The reason for this is clearly that the majority of Americans (55%) now believe that the worst of the pandemic is “behind us”, while only 17% still say “the worst”. I haven’t come yet. “It also weakens immunity, lifts restrictions, and is also a more contagious Omicron subvariant known as BA.2. Seems to be causing another spike in all European casesAmericans are still optimistic.

Only 1 in 5 (21%) believe that “new variants will be added and worse than what we have already seen.” More than twice as many people think that future variants are “not as bad as they have already seen” (42%) or “no more variants” (8%).

Healthcare professionals look at the monitor when treating a Covid-19 patient in the hospital room.

Healthcare workers will treat COVID-19 patients on the ICU floor of Hartford Hospital, Hartford, Connecticut on February 1 (via Allison Dinner / Bloomberg, Getty Images).

Over time, you will know if such a rosy prediction is correct.

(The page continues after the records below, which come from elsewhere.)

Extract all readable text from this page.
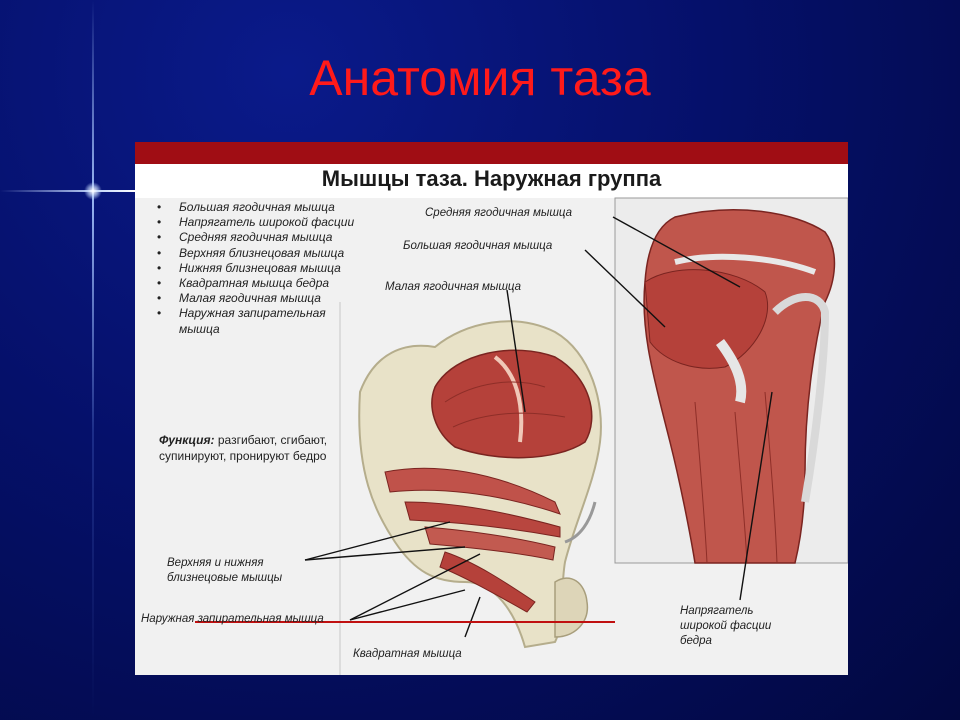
Анатомия таза
Мышцы таза. Наружная группа
• Большая ягодичная мышца
• Напрягатель широкой фасции
• Средняя ягодичная мышца
• Верхняя близнецовая мышца
• Нижняя близнецовая мышца
• Квадратная мышца бедра
• Малая ягодичная мышца
• Наружная запирательная мышца
Функция: разгибают, сгибают, супинируют, пронируют бедро
Средняя ягодичная мышца
Большая ягодичная мышца
Малая ягодичная мышца
Верхняя и нижняя близнецовые мышцы
Наружная запирательная мышца
Квадратная мышца
Напрягатель широкой фасции бедра
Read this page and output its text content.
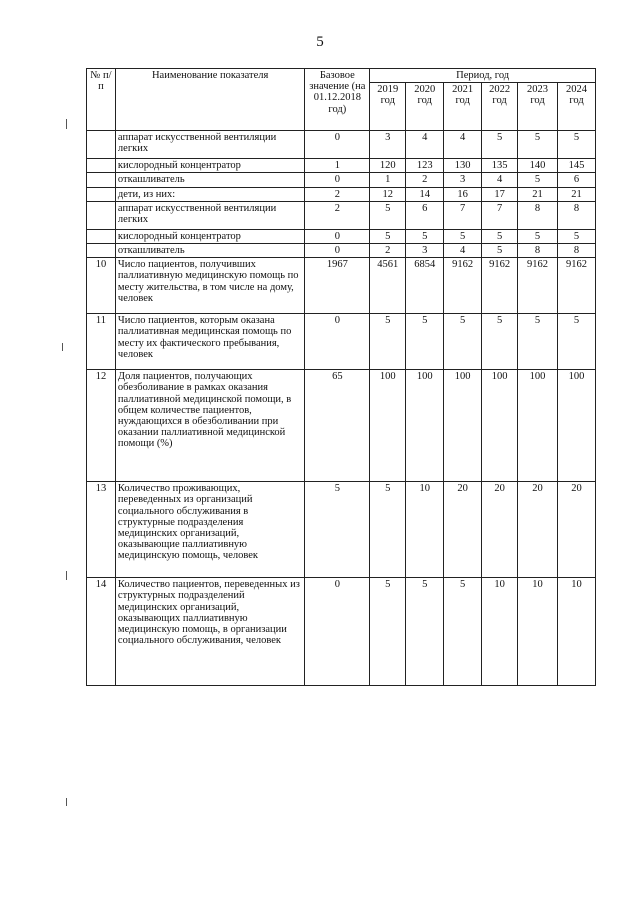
5
№ п/п	Наименование показателя	Базовое значение (на 01.12.2018 год)	Период, год					
			2019 год	2020 год	2021 год	2022 год	2023 год	2024 год
	аппарат искусственной вентиляции легких	0	3	4	4	5	5	5
	кислородный концентратор	1	120	123	130	135	140	145
	откашливатель	0	1	2	3	4	5	6
	дети, из них:	2	12	14	16	17	21	21
	аппарат искусственной вентиляции легких	2	5	6	7	7	8	8
	кислородный концентратор	0	5	5	5	5	5	5
	откашливатель	0	2	3	4	5	8	8
10	Число пациентов, получивших паллиативную медицинскую помощь по месту жительства, в том числе на дому, человек	1967	4561	6854	9162	9162	9162	9162
11	Число пациентов, которым оказана паллиативная медицинская помощь по месту их фактического пребывания, человек	0	5	5	5	5	5	5
12	Доля пациентов, получающих обезболивание в рамках оказания паллиативной медицинской помощи, в общем количестве пациентов, нуждающихся в обезболивании при оказании паллиативной медицинской помощи (%)	65	100	100	100	100	100	100
13	Количество проживающих, переведенных из организаций социального обслуживания в структурные подразделения медицинских организаций, оказывающие паллиативную медицинскую помощь, человек	5	5	10	20	20	20	20
14	Количество пациентов, переведенных из структурных подразделений медицинских организаций, оказывающих паллиативную медицинскую помощь, в организации социального обслуживания, человек	0	5	5	5	10	10	10
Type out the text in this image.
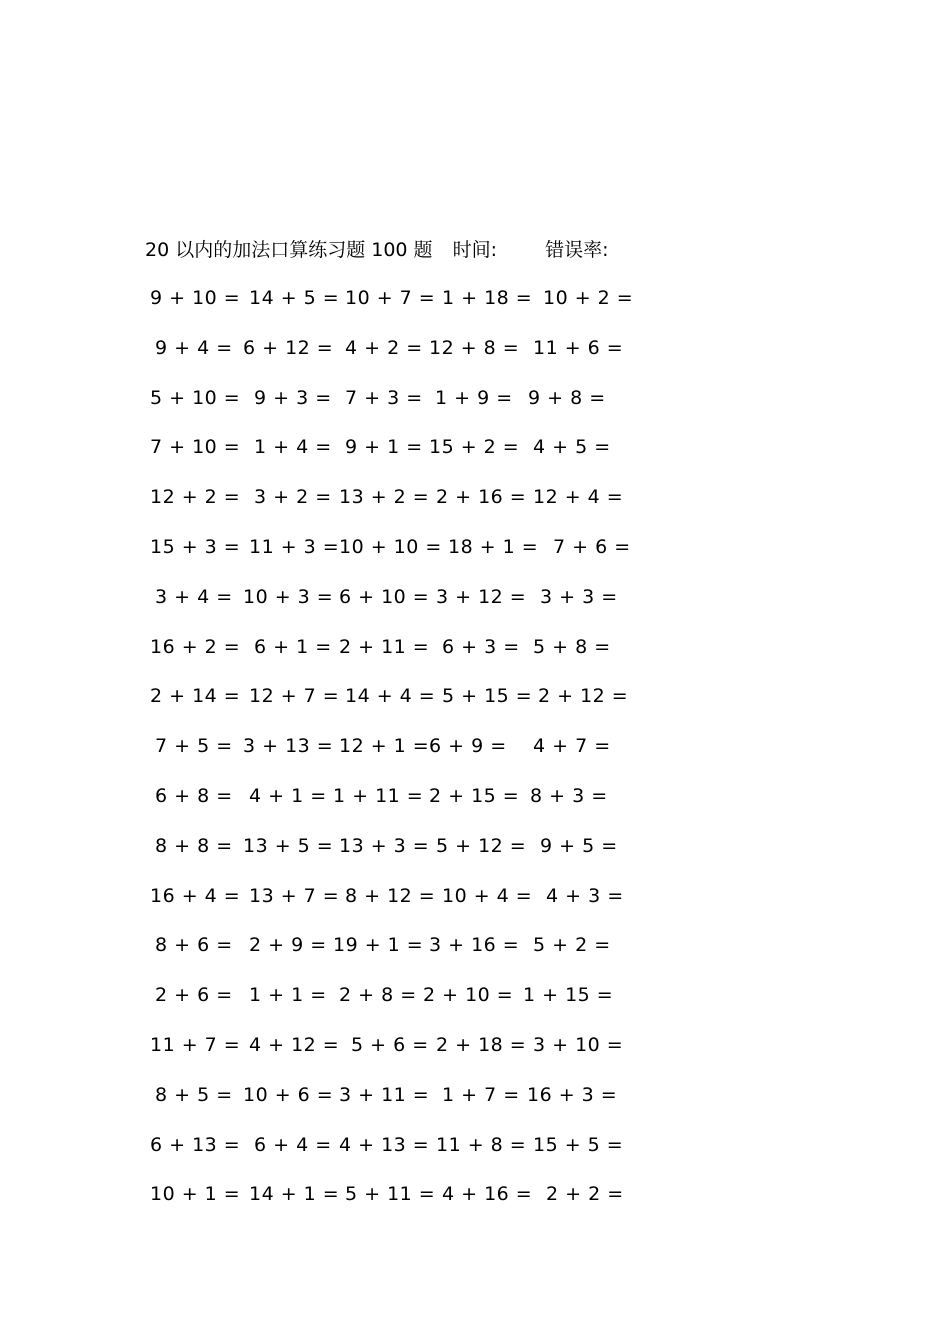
20 以内的加法口算练习题 100 题 时间:	错误率:
9 + 10 = 14 + 5 = 10 + 7 = 1 + 18 = 10 + 2 =
9 + 4 = 6 + 12 = 4 + 2 = 12 + 8 = 11 + 6 =
5 + 10 = 9 + 3 = 7 + 3 = 1 + 9 = 9 + 8 =
7 + 10 = 1 + 4 = 9 + 1 = 15 + 2 = 4 + 5 =
12 + 2 = 3 + 2 = 13 + 2 = 2 + 16 = 12 + 4 =
15 + 3 = 11 + 3 = 10 + 10 = 18 + 1 = 7 + 6 =
3 + 4 = 10 + 3 = 6 + 10 = 3 + 12 = 3 + 3 =
16 + 2 = 6 + 1 = 2 + 11 = 6 + 3 = 5 + 8 =
2 + 14 = 12 + 7 = 14 + 4 = 5 + 15 = 2 + 12 =
7 + 5 = 3 + 13 = 12 + 1 = 6 + 9 = 4 + 7 =
6 + 8 = 4 + 1 = 1 + 11 = 2 + 15 = 8 + 3 =
8 + 8 = 13 + 5 = 13 + 3 = 5 + 12 = 9 + 5 =
16 + 4 = 13 + 7 = 8 + 12 = 10 + 4 = 4 + 3 =
8 + 6 = 2 + 9 = 19 + 1 = 3 + 16 = 5 + 2 =
2 + 6 = 1 + 1 = 2 + 8 = 2 + 10 = 1 + 15 =
11 + 7 = 4 + 12 = 5 + 6 = 2 + 18 = 3 + 10 =
8 + 5 = 10 + 6 = 3 + 11 = 1 + 7 = 16 + 3 =
6 + 13 = 6 + 4 = 4 + 13 = 11 + 8 = 15 + 5 =
10 + 1 = 14 + 1 = 5 + 11 = 4 + 16 = 2 + 2 =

But experts say that even if America wants the best, it needs to be prepared for the worst. Whatever version of the virus comes after Omicron is not always “mild” — And the United States needs to take advantage of its current calm to fully fund the Biden administration’s plans to prevent future varieties from disrupting society (both Democrats and Republicans refused).

“We need this money,” he told reporters at a press conference on Tuesday, pointing out the impending lack of ability to manufacture and widely distribute tests, remedies and vaccines. “Time is not on our side. We need this money right away.”

In any case, many Americans seem to accept dealing with COVID in the foreseeable future and being able to live at risk. In fact, 39% believe that they are “very” or “somewhat” likely to get infected someday, compared to 33% a year ago. However, 60% said they were worried about the virus at the time, while only 47% today said they were the same.


The Yahoo News survey was conducted by YouGov using a national representative sample of 1,623 US adults interviewed online from March 10-14, 2022. This sample shows the US Census Bureau, and 2020 presidential (or non-voting) and voter registration status. Respondents were selected by YouGov’s opt-in panel to represent all adults in the United States. The margin of error is about 2.7%.